January also saw the opening of a new World Health Organisation (WHO) medical facility in Amman, created to serve as a regional centre for health emergencies and polio eradication.
“Iraq, Syria and Yemen are just three in a list of countries in the region requiring large-scale, ongoing humanitarian health assistance,” Dr Ala Alwan, director of the eastern Mediterranean region at the WHO, said at the facility’s opening ceremony in mid-January.
“As we scale-up our regional capacity to respond to emergencies, the emergency team based here in Amman will have a key role in ensuring that in all 22 countries of the region, [the] WHO is better prepared to respond to current and new crises.”
Syrian crisis spurs medical demand
As Jordan’s refugee population has continued to increase, health care capacity has struggled to keep pace. The ratio of hospital beds per 10,000 people, for example, fell from 19.3 in 2010 to 18.6 in 2014, according to the latest data available from the Ministry of Health, with just 628 beds added over the period.
However, this data excludes the mounting Syrian refugee population, suggesting that actual bed-to-patient ratios may be much lower. As of November, the number of refugees in the country had reached 1.4m, King Abdullah II ibn Al Hussein told media outlets, equivalent to around 20% of the kingdom’s population.
According to a capacity assessment conducted by the Ministry of Health (MoH), the WHO, and a handful of other international partners, the MoH had incurred around $53m in additional costs by 2013, including $20m spent on vaccines, to cover the health care needs of Syrian refugees – a two-fold year-on-year increase.
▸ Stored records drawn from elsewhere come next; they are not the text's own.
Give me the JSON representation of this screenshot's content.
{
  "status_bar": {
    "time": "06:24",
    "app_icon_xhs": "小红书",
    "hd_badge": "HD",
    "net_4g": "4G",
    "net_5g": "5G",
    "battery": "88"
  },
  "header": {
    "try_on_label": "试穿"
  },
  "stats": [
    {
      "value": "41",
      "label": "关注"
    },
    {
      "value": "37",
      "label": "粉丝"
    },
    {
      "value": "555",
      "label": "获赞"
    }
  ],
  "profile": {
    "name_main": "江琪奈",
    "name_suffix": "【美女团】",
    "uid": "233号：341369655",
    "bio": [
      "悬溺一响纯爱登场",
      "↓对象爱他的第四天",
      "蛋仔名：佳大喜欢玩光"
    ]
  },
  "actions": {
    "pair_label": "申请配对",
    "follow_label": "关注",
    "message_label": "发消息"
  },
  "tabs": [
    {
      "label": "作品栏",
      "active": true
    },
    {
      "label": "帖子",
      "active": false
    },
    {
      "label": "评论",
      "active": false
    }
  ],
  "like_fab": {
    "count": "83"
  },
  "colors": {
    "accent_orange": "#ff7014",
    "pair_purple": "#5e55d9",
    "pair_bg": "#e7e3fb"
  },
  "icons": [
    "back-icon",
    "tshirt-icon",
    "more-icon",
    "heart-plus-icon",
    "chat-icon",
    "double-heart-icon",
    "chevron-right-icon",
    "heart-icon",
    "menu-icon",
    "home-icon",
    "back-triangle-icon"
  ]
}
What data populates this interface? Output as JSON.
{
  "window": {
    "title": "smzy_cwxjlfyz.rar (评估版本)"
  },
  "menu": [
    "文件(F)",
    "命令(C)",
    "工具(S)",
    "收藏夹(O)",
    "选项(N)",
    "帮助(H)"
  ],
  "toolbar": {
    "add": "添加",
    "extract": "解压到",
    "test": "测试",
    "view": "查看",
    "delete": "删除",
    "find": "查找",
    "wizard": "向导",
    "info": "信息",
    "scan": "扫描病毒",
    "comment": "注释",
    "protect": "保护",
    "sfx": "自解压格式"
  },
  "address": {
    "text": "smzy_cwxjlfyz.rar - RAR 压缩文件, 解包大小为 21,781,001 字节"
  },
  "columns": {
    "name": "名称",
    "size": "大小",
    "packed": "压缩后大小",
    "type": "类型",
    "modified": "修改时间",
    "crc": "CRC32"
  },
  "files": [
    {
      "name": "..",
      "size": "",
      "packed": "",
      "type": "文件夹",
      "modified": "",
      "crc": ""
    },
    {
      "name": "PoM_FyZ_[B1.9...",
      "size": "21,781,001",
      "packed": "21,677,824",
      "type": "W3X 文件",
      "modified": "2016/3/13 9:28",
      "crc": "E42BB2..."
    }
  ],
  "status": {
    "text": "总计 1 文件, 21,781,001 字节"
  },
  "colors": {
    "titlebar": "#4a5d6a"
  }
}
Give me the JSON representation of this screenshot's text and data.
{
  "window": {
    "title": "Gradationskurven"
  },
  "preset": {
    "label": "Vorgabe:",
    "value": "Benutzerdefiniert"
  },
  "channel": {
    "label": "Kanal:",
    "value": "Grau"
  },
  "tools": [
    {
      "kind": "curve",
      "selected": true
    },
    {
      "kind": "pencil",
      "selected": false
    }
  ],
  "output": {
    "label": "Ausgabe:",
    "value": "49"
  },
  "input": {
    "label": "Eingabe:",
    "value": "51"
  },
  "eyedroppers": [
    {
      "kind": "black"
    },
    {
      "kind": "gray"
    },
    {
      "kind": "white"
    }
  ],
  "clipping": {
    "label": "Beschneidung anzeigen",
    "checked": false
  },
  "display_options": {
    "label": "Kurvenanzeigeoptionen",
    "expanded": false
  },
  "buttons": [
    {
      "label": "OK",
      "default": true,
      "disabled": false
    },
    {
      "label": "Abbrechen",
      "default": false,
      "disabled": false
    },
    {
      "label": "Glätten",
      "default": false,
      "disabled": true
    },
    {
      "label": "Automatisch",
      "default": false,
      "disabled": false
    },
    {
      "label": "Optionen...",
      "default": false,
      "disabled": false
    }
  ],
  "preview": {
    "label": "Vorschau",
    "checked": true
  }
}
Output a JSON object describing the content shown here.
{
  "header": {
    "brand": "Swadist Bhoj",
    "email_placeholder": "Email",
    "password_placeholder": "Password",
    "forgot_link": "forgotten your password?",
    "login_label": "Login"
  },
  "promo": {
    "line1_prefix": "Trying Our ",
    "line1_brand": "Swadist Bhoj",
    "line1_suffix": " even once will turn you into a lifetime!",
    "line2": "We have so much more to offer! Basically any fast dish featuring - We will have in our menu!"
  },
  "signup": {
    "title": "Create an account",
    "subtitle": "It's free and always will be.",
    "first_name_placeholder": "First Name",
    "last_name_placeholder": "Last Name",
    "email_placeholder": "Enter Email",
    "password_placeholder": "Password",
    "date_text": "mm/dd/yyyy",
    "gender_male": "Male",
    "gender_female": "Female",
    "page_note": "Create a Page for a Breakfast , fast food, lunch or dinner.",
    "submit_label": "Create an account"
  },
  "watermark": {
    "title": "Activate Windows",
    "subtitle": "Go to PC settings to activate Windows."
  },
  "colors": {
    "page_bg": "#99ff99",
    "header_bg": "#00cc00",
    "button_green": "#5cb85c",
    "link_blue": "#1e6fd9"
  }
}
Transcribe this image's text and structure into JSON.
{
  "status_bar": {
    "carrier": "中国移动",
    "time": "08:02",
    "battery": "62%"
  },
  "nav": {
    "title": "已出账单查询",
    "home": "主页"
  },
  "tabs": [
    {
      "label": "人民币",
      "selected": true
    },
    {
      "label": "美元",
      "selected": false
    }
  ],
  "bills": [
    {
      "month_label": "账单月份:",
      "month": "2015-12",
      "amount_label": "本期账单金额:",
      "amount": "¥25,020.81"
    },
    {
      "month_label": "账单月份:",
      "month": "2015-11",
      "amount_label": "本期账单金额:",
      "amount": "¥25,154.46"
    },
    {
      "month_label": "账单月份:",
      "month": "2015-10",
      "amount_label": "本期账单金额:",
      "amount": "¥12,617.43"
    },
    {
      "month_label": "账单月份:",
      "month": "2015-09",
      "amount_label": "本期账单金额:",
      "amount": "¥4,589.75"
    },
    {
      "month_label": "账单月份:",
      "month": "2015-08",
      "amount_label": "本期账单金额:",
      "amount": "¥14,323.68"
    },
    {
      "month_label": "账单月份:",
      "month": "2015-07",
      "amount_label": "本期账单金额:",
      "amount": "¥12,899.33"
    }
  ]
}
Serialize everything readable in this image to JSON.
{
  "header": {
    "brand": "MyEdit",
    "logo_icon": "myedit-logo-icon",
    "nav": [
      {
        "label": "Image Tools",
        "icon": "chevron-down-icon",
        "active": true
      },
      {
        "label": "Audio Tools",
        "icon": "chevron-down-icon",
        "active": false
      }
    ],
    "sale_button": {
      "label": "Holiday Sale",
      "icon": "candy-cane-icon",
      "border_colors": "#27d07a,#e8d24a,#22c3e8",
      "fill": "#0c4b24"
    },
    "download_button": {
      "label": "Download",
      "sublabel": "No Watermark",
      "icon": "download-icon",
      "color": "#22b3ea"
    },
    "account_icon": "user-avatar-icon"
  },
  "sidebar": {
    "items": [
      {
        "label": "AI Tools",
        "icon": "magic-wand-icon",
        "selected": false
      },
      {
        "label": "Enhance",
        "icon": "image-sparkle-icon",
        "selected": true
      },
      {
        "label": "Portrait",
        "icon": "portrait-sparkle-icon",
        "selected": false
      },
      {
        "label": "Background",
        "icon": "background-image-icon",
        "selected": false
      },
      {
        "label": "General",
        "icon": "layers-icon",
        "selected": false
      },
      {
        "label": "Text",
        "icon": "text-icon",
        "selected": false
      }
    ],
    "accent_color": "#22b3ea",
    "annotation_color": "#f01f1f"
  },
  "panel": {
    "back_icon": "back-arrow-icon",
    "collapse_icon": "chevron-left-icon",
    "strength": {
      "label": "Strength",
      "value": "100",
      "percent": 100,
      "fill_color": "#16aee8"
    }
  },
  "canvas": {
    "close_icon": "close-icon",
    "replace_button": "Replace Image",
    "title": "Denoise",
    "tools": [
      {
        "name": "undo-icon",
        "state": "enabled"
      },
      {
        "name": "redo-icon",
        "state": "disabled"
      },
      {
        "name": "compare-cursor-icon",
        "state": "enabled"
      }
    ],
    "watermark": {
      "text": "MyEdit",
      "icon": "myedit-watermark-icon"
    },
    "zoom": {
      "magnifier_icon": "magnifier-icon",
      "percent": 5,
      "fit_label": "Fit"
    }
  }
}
A needs-assessment review from the same year, conducted in partnership with the UN Development Programme, found that the number of Syrian refugee visits to the MoH’s primary health care centres for outpatient treatment rose from 68 in January 2012 to nearly 16,000 by March 2013, with Syrian patients accounting for as much as 18% of all visits in some areas of the northern governorates of Irbid and Mafraq.
According to King Abdullah II, around 25% of the country’s budget has been devoted to caring for refugees, including basic infrastructure and social services.
While projects like the Princess Basma Hospital in Irbid and the WHO facility in Amman could help boost capacity, the government is also considering steps to increase the number of service providers in the country.
In March 2015, for instance, the MoH announced it would allow Jordanian doctors to continue working for up to five years past the retirement age of 60 in response to staffing shortages.
The option of putting Syrian doctors to work also remains on the table. Other countries in the region have explored similar measures, with the Turkish government announcing in January that it would loosen work permit restrictions for Syrians. Refugees under temporary protection in Turkey, including doctors, are currently allowed to provide services to refugee communities in camps.
In Jordan, the focus is on streamlining the provision of work permits for medical professionals and removing bottlenecks. At present, Jordanian citizenship remains a de facto requirement for licensing, as it is a precondition for acceptance to the Jordanian Medical Association.
Local stakeholders, for their part, are optimistic about the prospects of regulatory easing. “We have all these Syrian doctors who are qualified, and we could benefit from their expertise,” Naseem Samawi, executive director of the Italian Hospital in Amman, told media in December. “I think the government has the capacity to organise this.”
While the kingdom will need to continue juggling the needs of refugees and its own citizens – as well as a burgeoning medical tourism segment – long-term prospects are more promising, with higher demand providing added impetus to expand capacity and increase the standard of care at NGO, public and private medical facilities.